Tuesday, December 11, 2007

Music and Politics

Well, I'd not planned to do any more posts this year, but as I'm sure my fellow bloggers know, wandering in the merry land of youtube can often spark random posts, so...

Did you all know/remember that Melle Mel, Hall & Oates, Lou Reed, George Clinton, Pat Benatar, Joey Ramone, Nona Hendryx, Run DMC, Peter Gabriel, and Jimmy Cliff once made a record together!? Ok, ok, so it wasn't so much a collaboration as a cooler "We Are The World", but still...



...and just like that, I'm 10 years old again.

Watching this, hearing a Phil Ochs song again recently, and re-watching the "History of Violence" video I'd posted a while back got me thinking about music and politics.

I'm hardly saying anything new here, but it seems to me that explicitly political art is one of the firmest taboos in our culture. It's not to say that such art doesn't get made, but it is too often either dismissed outright or praised in inverse proportion to its political outspokenness. "It hit me over the head with the issue" is a horrific charge, and "Even though it was about [insert issue here], it didn't preach at me" is a ringing endorsement.

Now, I myself (perhaps because I've internalized some of this anti-didactic prejudice) am not one to nod my head to Cornel West "rapping" or anything like that. But on the other hand, we should note that 'apolitical' art often ends up serving some hideous political agendas, precisely because it avoids certain topics and tones. More importantly, some fine fucking music has been made that was explicitly designed to "hit you over the head" and "preach". A recent example is Immortal Technique's track "Tell The Truth" f/Mos Def and Eminem. It has the savviest 20-second explanation of the Iraq "insurgency" I've heard yet and the ill lines (aimed at the Bush administration) "So I'm strapped like Lee Malvo/Holdin' a sniper rifle/These bullets'll touch your kids/And I don't mean like Michael"

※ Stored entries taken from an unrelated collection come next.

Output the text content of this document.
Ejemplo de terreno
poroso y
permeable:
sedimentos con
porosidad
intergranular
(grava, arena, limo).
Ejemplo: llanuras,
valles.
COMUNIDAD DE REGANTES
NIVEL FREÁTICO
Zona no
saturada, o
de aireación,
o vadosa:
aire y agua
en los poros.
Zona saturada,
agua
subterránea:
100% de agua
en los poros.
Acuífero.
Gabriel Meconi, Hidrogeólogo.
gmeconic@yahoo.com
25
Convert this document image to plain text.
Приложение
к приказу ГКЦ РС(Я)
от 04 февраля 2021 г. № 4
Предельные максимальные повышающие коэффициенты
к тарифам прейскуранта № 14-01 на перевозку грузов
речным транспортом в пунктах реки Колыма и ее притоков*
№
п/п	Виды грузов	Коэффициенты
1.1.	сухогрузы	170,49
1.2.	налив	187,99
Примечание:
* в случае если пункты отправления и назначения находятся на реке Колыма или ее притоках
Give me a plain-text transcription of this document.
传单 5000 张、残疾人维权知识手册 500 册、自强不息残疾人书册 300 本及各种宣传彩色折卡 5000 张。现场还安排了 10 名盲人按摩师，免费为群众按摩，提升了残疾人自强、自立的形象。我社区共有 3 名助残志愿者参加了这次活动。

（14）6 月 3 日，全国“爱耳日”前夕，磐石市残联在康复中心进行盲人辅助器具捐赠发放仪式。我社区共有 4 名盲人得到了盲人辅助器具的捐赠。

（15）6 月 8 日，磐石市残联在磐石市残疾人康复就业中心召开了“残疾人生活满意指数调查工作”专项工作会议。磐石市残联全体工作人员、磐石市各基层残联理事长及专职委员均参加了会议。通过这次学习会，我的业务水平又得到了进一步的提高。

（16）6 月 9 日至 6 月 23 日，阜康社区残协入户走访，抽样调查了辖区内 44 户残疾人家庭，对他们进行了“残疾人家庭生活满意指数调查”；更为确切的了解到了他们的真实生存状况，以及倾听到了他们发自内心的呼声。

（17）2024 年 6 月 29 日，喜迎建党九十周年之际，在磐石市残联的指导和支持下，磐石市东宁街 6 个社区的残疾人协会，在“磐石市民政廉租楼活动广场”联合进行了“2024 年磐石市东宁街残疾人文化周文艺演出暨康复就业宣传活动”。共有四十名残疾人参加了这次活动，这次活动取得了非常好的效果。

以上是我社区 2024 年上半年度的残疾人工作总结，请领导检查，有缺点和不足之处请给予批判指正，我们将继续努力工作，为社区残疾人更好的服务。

Then there is the legendary Detroit anarchist band the Layabouts. "No Masters" from 1984 was perhaps their...err...masterwork, though they're still doing their thing today. I have fond, fond childhood memories of this record. They were family friends, and my stepmother played with them off and on. British punk-minded expats in the hood hook up with Latino drummer, various (30+ over the years) Detroit-based makers of reggae, rock and African music... What's not to like? A few favorite tracks:
Johannesburg
I'm Tired
Too Late (sung by Milton Bennet)
Fuckalot!

Finally, I really wanted to put some Phil Ochs stuff up here, but almost everything out there in quasi-public-domain-land stinks. Too bad. "When I'm Gone" is one of the most beautiful songs ever...

7 comments:

mel said...

just a quickie for you Saladin:
One more reason for the kicking in of Justin Timberlake's Teeth:
http://www.styledash.com/2007/12/22/justin-timberlake-says-hes-sexier-than-george-clooney-and-brad/

love for the new year!

Ibn Bint Jbeil said...

غزة اقتحمت وحررت مصر
Gaza has liberated Egypt!

phx said...

I agree with you about Ochs' "When I'm Gone." Had a quiet, fiery pride to it, some beauty.
Some Country Joe songs kicked ass too, although they didn't date well. Except I still think "War War War" - his collection of Robert Service poems set to song - is still brilliant and has lost none of its power.